Erdbeben auf La Palma

Der Wissenschaftliche Ausschuss hat bei seiner heutigen Tagung der Leitung des Sonderplans für Katastrophenschutz und Notfallversorgung aufgrund vulkanischer Risiken (PEVOLCA) empfohlen, die gelbe Ampel und den Alarmzustand für die Gemeinden der Cumbre Vieja, insbesondere Fuencaliente, Los Llanos de Aridane, El Paso und Mazo, beizubehalten …

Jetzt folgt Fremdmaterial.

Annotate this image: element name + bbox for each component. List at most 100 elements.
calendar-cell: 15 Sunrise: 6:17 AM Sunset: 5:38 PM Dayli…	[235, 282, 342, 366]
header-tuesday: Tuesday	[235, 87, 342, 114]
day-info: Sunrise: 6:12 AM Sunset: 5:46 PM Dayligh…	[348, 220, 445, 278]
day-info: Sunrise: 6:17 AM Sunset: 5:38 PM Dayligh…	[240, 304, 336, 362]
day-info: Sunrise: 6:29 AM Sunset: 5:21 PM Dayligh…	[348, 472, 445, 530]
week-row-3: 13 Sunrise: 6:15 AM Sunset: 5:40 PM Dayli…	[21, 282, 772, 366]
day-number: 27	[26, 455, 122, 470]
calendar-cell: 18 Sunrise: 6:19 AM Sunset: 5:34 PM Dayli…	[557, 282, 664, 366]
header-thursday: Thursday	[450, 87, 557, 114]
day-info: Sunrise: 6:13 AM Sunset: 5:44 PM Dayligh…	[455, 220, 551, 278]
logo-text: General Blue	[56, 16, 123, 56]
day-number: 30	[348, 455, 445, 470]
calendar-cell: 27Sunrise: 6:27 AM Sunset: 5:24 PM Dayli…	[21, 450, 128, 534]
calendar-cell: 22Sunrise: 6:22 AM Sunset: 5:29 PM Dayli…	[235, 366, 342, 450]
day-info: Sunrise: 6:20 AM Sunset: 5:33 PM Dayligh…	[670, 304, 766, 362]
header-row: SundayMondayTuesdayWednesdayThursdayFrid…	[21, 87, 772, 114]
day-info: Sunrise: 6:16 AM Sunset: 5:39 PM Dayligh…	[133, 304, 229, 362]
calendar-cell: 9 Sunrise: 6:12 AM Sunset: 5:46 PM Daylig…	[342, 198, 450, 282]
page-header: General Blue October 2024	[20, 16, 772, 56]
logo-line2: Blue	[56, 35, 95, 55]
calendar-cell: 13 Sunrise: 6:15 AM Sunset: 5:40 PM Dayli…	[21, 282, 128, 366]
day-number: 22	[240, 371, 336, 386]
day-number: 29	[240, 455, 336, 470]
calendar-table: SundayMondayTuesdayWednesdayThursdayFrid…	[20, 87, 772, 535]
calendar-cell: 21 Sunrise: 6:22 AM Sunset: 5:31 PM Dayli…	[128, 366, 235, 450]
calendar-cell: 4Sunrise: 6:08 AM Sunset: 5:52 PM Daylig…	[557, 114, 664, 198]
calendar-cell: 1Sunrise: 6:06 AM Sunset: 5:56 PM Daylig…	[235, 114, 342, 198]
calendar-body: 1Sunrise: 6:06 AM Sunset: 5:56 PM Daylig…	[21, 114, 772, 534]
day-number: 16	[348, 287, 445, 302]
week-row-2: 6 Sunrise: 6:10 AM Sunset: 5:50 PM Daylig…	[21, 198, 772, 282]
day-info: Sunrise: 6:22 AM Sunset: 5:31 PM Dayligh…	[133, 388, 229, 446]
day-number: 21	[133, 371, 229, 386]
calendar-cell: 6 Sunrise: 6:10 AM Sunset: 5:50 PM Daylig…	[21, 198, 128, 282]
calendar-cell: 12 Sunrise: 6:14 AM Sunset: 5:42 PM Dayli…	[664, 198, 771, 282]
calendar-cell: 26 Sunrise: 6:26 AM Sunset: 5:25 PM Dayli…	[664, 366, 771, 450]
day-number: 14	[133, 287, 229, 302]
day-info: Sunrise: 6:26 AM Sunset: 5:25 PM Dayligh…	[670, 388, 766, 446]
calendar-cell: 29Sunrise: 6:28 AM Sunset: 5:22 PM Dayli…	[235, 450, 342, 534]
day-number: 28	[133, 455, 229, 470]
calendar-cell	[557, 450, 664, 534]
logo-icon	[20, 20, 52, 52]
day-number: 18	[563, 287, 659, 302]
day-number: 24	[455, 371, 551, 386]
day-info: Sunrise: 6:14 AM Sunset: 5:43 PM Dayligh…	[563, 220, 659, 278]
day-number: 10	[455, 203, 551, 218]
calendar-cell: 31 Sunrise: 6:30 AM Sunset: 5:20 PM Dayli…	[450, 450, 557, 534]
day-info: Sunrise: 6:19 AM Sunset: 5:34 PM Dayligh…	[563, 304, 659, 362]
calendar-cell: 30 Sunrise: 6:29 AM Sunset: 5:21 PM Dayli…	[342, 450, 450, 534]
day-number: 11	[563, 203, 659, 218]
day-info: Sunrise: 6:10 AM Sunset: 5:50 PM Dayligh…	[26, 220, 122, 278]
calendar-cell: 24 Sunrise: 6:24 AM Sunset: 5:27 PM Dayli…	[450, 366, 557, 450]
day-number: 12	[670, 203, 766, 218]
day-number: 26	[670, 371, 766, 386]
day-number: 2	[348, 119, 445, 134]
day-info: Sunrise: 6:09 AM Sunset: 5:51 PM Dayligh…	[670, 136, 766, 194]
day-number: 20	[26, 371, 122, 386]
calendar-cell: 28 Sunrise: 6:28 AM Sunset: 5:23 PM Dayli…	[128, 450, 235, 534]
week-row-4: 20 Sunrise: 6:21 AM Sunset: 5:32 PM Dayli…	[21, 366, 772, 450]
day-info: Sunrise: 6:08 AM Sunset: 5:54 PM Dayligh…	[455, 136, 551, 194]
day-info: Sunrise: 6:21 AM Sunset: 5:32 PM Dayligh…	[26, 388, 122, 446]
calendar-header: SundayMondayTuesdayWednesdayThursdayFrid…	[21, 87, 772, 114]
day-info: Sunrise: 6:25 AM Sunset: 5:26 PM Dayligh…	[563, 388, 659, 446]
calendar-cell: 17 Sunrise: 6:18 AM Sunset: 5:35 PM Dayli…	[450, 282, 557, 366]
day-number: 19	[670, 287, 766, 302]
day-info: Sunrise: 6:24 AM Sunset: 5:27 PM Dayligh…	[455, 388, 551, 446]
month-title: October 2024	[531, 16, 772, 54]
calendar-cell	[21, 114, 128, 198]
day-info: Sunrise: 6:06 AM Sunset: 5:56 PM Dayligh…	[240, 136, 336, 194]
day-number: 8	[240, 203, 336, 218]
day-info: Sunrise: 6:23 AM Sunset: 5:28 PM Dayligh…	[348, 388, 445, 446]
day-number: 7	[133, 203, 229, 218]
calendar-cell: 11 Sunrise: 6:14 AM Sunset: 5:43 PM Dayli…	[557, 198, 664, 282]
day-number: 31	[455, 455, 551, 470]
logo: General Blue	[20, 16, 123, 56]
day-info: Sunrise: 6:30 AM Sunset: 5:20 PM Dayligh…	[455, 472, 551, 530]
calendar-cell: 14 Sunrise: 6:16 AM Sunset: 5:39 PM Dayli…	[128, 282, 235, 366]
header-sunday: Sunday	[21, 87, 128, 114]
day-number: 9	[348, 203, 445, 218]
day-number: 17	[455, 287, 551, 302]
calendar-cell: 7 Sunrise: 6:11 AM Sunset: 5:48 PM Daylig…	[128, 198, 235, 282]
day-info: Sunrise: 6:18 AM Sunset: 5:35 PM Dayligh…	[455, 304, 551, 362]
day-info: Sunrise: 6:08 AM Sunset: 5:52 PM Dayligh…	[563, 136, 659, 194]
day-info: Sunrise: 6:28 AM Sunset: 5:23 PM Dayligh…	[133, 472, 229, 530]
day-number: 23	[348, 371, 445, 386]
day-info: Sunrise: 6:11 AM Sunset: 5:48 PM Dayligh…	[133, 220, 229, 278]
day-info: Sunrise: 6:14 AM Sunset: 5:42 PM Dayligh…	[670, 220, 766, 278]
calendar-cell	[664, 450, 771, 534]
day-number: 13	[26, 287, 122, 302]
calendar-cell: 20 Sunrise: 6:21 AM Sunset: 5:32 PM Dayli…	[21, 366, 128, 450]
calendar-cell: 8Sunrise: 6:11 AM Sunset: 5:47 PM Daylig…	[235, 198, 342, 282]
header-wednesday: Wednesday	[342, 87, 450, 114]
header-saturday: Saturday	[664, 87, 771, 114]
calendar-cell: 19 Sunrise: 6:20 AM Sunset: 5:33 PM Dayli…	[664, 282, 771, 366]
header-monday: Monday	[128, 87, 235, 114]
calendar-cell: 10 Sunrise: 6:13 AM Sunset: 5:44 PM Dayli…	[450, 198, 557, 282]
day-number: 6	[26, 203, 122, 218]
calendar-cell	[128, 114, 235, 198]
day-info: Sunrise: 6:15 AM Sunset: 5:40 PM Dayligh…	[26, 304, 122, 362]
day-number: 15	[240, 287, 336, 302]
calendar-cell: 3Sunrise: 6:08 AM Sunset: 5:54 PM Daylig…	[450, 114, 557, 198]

Die Experten stellen fest, dass sich der Prozess intensiviert hat und sich kurzfristig rasch weiterentwickeln könnte, fügen aber hinzu, dass es noch keine eindeutigen Hinweise auf einen bevorstehenden Ausbruch gibt.

Der Ausschuss berichtete, dass in dieser Situation gefühlte Erdbeben von höherer Intensität zu erwarten sind. Die Indikatoren zeigen eine intensive seismische Aufzeichnung, mit einer leichten Verschiebung nach Nordwesten, mit geringeren Tiefen als in den vergangenen Tagen, zwischen 6 und 8 Kilometer.

Darüber hinaus werden heute auch einige flache Erdbeben (1 bis 3 Kilometer) von geringer Stärke aufgezeichnet, und die Daten zur Oberflächendeformation haben ein kumulatives Maximum von 6 Zentimeter erreicht, überwiegend vertikal, in demselben Gebiet, in dem sich die Seismizität befindet.

Deshalb wird die Überwachung der Tätigkeit weiter verstärkt, um alle festgestellten signifikanten Veränderungen zu melden. Die Bevölkerung sollte die Mitteilungen der zuständigen Katastrophenschutzbehörden über offizielle Kanäle und die Medien aufmerksam verfolgen.

Vor einem Vulkanausbruch kommt es zu einer allmählichen Zunahme der seismischen Aktivität, die lange andauern kann und von der Bevölkerung wahrgenommen werden kann.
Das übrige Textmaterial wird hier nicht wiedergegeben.